Thursday, December 16, 2004

People, not mannequins

Maggie says:
In the last two weeks I’ve seen “Closer” and “Sideways,” both movies I was really looking forward to seeing. And both of them I liked. But “Sideways” in particular has a rare quality for movies these days, one that’s even more striking when you see it right after “Closer.” The thing is, the characters in “Sideways” look like regular people, like we look and like people we know. What a refreshing concept.

The coldness of “Closer” (which again, I did like) was exacerbated by the remarkable beauty of everyone in it. The distance that Mike Nichols purposely creates between the audience and the characters’ experiences is even more pronounced because, simply put, the people in that movie don’t look like anyone I’ve ever seen in real life. We’re not supposed to really like the characters – and we don’t. But it seems to me that we especially don’t like them because they look plastic, untouchable, and again… unreal.

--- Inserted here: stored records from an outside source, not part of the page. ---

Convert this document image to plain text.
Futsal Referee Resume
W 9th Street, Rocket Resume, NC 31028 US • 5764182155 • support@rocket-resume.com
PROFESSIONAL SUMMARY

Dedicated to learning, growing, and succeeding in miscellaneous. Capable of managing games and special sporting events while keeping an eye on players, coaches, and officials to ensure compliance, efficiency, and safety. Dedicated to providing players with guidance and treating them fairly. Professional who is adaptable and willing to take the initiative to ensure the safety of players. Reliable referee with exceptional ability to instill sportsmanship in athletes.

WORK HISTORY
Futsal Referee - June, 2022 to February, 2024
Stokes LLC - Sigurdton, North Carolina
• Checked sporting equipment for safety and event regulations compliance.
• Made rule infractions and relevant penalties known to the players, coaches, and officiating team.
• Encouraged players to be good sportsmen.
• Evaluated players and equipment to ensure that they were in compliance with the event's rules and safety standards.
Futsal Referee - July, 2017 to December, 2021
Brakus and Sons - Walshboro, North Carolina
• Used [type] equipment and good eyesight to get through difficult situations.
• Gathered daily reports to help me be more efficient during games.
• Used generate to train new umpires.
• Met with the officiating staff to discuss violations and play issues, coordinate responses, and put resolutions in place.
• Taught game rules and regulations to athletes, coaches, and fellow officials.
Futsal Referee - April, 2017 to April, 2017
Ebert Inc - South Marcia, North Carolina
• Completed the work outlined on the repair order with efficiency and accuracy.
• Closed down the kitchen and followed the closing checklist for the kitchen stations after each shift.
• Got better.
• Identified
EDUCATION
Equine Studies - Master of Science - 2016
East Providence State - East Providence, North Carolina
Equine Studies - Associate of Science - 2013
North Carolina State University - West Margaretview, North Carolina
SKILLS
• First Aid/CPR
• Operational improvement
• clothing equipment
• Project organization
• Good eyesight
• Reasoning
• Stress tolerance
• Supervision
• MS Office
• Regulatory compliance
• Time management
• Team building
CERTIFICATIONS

Enter “Sideways.” Okay, the women are beautiful. But they have an authentic beauty, not an untouchable one. The men look like guys you see every day. Even the “handsome” one channels that guy everyone liked in high school more than, say, the leading men in vanity projects like “Alexander” and “Troy.”

And I swear that their realness is what makes the movie. We care about the characters, even when they’re screwing up and/or screwing people over. There’s a sympathy there, an understanding, a connection that never happens in “Closer.” And come to think of it, my favorite recent movies besides “Sideways” – “Garden State,” “Eternal Sunshine of the Spotless Mind,” and “American Splendor” – all have normal-looking people in them, too.

So what do you think? Is this a new trend? Is it a coincidence that lots of recent acclaimed performances came with a drastic change in a star’s appearance, often through weight gain? Should beautiful movie stars be scared for their jobs? Is Paul Giamatti the new Brad Pitt?